At the top of the coil.

W/ the distributor on the tractor, key on, put one lead on the post & the other on the chassis of the tractor. Points open, battery voltage. Points closed, about half that.

" I really can't tell that there is a bigger side to the tang on the back. "

It is. Measure it & mark the wide side.

There are three ways to replace the bushings in a front distributor:

1. Buy new bushings (part numbers 9N12120 front & 18-12132 rear). Press out the old ones, press in the new ones and ream to fit. CAUTION: do not try this unless you have a press & know how to use it. If you break the base, a new one costs $130. If you bend the tower which holds the front bushing, a new plate will cost you $30.

2. Take the new bushings and distributor to your local machine shop.

3. Send the distributor out for bushing replacement if you do not have a local machine shop.

" Is it possible to have the slot in the camshaft, or the tang on the distributor worn enough to cause this? "

Theoretically, yes. Practically, no. That's what the bushings are for. Check the wear parts with a micrometer and compare what you have to the factory specs (below).

Factory Specs:

Shaft top .4367 / .4370
Shaft Bottom .8625 / .8630
Cam Flats .789 / .791
Cam Lobes .869 / .871
Base Tang .177 / .178
75 Tips
 
Big snow is supposed to be coming tomorrow, so I put together what I have. Which means, only a new front bushing in the distributor, as the rear one hasn't shown up yet. So now the distributor has new: front bushing, points (gapped @ .015), condenser, gaskets, 12V coil, bail clip, rotor, & cap. Added a new set of plug wires & a new ignition switch. Started harder than it should have, but it fired up & ran as it usually does. So. I backed it out of the shop & it quit - NO SPARK. Ran 1 minute, at most. Went to check spark @ the plugs & it started & ran on 3 cylinders for a couple seconds, lost spark again & quit. Now, has no spark again. Checked voltage at the coil & it showed 12V. I suppose that points to something in the distributor, but I've had it apart several times & don't know what I'm missing.
 
Ok, back at this after a long hiatus. I pulled the distributor (AGAIN!) checked it with a meter against Bruce's list. Cap off, points open, etc... All checked great. Put it back together & it fired up easily. I backed it out of the shop & let it run for a few minutes. Went to the house for a minute & it quit while I was gone. Maybe ran 5 minutes. Checked the following: 12V at coil = OK. Spark at plug = nope. Seems that when it gets to operating temp, something is opening & stopping the spark. Remember it has: new coil, cap, rotor, condenser, points. Generally if it's a coil, doesn't it keep running until it's shut off? Had that problem with a mower. Ideas?
 
(quoted from post at 12:52:24 08/20/16) Ok, back at this after a long hiatus. I pulled the distributor (AGAIN!) checked it with a meter against Bruce's list. Cap off, points open, etc... All checked great. Put it back together & it fired up easily. I backed it out of the shop & let it run for a few minutes. Went to the house for a minute & it quit while I was gone. Maybe ran 5 minutes. Checked the following: 12V at coil = OK. Spark at plug = nope. Seems that when it gets to operating temp, something is opening & stopping the spark. Remember it has: new coil, cap, rotor, condenser, points. Generally if it's a coil, doesn't it keep running until it's shut off? Had that problem with a mower. Ideas?

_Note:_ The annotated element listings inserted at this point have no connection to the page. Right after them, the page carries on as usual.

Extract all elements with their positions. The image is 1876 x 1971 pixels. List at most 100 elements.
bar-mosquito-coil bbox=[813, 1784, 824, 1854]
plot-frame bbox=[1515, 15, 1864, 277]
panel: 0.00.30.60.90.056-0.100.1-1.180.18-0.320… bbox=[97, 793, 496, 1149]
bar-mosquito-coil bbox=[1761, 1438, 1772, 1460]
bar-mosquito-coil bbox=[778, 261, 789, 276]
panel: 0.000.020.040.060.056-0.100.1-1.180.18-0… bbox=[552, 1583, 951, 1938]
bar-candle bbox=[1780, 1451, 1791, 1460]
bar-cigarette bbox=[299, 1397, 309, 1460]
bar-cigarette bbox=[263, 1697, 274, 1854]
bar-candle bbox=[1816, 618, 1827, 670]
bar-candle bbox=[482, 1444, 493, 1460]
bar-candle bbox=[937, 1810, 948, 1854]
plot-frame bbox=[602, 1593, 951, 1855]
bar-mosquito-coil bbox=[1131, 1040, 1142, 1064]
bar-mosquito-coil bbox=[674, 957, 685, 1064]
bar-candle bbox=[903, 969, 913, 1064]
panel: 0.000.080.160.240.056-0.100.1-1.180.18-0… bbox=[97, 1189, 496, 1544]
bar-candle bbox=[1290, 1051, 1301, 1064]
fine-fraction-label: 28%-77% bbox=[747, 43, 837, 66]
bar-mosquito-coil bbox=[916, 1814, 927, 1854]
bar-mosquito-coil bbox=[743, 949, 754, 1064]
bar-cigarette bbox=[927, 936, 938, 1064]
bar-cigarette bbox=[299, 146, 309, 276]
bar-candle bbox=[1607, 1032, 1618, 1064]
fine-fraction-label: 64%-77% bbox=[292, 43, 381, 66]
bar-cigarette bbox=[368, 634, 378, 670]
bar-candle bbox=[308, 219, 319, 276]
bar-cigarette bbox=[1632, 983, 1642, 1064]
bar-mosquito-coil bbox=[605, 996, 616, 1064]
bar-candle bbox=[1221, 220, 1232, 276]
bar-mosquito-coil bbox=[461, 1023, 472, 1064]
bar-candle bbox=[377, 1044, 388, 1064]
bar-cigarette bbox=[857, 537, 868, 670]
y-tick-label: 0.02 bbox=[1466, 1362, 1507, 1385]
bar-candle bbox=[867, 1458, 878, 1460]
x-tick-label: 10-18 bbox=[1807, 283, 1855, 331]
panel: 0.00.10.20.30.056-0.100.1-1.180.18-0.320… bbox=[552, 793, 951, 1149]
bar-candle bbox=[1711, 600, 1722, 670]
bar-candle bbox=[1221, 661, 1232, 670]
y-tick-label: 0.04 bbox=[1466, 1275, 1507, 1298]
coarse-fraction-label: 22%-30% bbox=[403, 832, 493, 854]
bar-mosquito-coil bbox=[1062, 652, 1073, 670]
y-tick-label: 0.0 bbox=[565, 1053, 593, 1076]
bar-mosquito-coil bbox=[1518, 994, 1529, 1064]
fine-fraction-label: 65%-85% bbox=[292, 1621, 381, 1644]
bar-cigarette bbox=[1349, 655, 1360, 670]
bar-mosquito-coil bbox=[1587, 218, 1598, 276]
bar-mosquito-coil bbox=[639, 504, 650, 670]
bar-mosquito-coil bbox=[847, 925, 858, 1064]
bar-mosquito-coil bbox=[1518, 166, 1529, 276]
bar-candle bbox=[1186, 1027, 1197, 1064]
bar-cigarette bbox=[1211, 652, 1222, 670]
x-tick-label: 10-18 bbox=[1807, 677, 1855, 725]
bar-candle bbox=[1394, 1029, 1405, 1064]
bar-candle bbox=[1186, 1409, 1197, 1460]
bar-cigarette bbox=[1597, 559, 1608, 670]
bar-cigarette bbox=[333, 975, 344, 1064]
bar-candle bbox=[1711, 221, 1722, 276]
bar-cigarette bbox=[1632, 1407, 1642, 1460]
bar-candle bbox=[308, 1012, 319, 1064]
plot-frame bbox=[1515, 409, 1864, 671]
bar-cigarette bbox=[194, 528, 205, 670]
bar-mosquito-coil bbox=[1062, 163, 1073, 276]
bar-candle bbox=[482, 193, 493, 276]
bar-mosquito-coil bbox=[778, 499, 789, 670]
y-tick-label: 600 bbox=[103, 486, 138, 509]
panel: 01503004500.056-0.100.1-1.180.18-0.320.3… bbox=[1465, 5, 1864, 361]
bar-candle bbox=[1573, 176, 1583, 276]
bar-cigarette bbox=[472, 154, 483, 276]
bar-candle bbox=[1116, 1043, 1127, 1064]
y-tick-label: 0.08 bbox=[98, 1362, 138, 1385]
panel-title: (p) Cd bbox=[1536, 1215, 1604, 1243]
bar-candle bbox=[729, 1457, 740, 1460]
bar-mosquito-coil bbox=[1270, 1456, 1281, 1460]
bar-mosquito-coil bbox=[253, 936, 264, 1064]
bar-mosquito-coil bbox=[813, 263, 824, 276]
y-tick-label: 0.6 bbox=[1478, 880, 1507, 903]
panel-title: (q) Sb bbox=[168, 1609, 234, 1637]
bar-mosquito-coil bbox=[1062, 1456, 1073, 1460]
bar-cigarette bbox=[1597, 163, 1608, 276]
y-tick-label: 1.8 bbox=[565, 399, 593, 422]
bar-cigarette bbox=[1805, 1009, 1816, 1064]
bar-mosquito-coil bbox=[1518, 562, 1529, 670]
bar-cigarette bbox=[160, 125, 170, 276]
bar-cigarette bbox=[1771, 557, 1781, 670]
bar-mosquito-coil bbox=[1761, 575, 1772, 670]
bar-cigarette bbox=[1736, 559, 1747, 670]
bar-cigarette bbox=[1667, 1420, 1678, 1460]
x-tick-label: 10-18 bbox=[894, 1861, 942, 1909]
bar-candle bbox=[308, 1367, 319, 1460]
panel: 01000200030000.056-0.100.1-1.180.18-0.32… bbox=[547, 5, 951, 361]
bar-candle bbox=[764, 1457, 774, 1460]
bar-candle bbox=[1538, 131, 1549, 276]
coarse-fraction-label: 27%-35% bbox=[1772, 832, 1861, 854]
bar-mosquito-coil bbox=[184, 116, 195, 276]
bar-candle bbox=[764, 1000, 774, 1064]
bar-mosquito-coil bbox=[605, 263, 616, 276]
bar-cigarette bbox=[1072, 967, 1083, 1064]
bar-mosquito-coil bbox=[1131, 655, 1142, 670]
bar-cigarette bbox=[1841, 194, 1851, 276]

It UT could be the coil, but 5 minutes of run time and no spark tells me it's the condenser.

Pull the distributor, replace the condenser, check the points, do the continuity tests and see what happens. Post back with results.
 
I let it sit and cool down. It started easily. After it ran 20 minutes, I shut it off and restarted it 3 times. Let it run another 20 minutes. Restarted it a few times. Let it sit for an hour or so, and it started easily again. So, it is working for now. When things fix themselves, I get nervous. Pretty sure it will lose spark when I am turning around in the middle of the road, or when a snow storm is coming. Since it's working, I hesitate to take it back apart. So, unless there is an answer to this intermittent spark problem that someone else has come across, I'll probably leave it alone. WHEN it dies again, I'll try the new condenser & go through the check list. Bruce, you are ther man when it comes to these things.